Robert Fripp se serait-il assagi avec les années? C'est peut-être ce que se sont demandé les vieux fans purs et durs de King Crimson hier soir au Théâtre Saint-Denis.

Fripp l'intraitable iconoclaste qui, avec six compagnons de route pas piqués des vers, nous balance coup sur coup, en guise de rappel, une The Court of the Crimson King fidèle à celle de 1969 puis 21st Century Schizoid Man, qui aurait pu être le jumeau identique de l'hymne de la même époque sans le solo de saxo de Mel Collins et celui, fort en vitamines, du batteur Gavin Harrison, diplômé du club-école Porcupine Tree.

Les fans des débuts étaient trop occupés à savourer ce trop rare double moment de bonheur pour songer à en tenir rigueur à Robert Fripp. Le cerveau de King Crimson venait en un peu plus de deux heures de leur servir un condensé du patrimoine de son groupe dans lequel les nouvelles compositions prenaient tout naturellement leur place.

Les toutes récentes Radical Action et Meltdown, liées l'une à l'autre, nous faisaient passer du King Crimson vintage baignant dans des nappes de mellotron à celui, plus actuel, qui pouvait se nourrir d'un solo de saxophone goûteux, d'une guitare lyrique et de non pas un ni deux, mais bien trois batteurs mettant leur art de la percussion universelle au service de la musique.

La signature Collins

Même si leur présence au premier plan suscitait la curiosité, Harrison, Pat Mastelotto et Bill Rieflin ont misé sur leur complémentarité plutôt que de chercher à épater par leurs prouesses individuelles. C'est plutôt Mel Collins au saxo bien gras, à la flûte traversière et au saxophone soprano qui s'est distingué par son jeu souvent jazzé au sein de ce collectif bien soudé.

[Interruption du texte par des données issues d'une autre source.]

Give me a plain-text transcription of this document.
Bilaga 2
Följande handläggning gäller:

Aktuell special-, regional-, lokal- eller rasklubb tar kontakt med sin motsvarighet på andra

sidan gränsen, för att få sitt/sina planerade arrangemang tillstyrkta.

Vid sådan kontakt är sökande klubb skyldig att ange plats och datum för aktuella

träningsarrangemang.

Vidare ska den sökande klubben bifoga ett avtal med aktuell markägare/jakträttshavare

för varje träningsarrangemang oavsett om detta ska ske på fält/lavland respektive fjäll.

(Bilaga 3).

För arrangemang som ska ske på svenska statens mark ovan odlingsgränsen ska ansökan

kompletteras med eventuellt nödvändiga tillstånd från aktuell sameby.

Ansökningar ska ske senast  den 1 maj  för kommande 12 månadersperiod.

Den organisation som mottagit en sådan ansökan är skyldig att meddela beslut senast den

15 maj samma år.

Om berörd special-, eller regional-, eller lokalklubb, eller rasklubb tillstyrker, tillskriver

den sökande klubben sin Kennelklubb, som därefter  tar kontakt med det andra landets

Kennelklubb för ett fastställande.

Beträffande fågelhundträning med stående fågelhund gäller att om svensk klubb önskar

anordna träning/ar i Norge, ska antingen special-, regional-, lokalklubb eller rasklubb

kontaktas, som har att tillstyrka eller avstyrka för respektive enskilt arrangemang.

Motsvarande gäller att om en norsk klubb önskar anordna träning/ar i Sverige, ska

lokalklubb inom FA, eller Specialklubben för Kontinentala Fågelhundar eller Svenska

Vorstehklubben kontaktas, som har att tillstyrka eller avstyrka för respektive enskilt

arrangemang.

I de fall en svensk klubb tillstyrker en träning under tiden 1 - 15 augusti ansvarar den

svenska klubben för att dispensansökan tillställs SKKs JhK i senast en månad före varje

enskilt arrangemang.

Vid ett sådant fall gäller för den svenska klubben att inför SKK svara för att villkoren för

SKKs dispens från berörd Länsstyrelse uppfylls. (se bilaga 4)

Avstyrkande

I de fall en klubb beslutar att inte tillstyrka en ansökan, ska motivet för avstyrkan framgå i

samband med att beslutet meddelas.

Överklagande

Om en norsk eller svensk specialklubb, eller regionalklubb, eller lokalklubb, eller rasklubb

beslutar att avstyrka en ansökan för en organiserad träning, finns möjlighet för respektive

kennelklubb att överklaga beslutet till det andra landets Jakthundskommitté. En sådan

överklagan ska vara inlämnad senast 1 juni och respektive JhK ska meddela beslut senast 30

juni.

Le nouveau venu Jakko Jakszyk, très en voix, a bien rempli son mandat de reprendre les chansons qu'avaient créées Greg Lake et John Wetton. Il s'en est tellement bien acquitté que, comme me l'a fait remarquer le collègue Alain Brunet, le style crooner préconisé dans certaines chansons de King Crimson jure aujourd'hui avec ces musiques qui ont mieux vieilli. Mais Jakszyk a prouvé qu'il pouvait également mordre dans Schizoid Man comme dans Easy Money.

Le moment de grâce de ce concert est survenu juste avant le rappel, quand les sept musiciens tirés à quatre épingles se sont lancés dans la ballade épique Starless. Ce voyage dans le temps, souligné par l'éclairage rouge associé à l'album Red, était d'une beauté saisissante. Ce n'était pas une tranche d'histoire poussiéreuse qui se développait devant nous, mais une chanson vibrante, véritablement sans âge, à laquelle contribuaient sept musiciens créatifs menés par maître Fripp et sa guitare poignante.

Le public s'est levé d'un trait pour exprimer son bonheur. Celui qui renouera avec ce King Crimson haut de gamme ce soir au même Saint-Denis en fera probablement tout autant.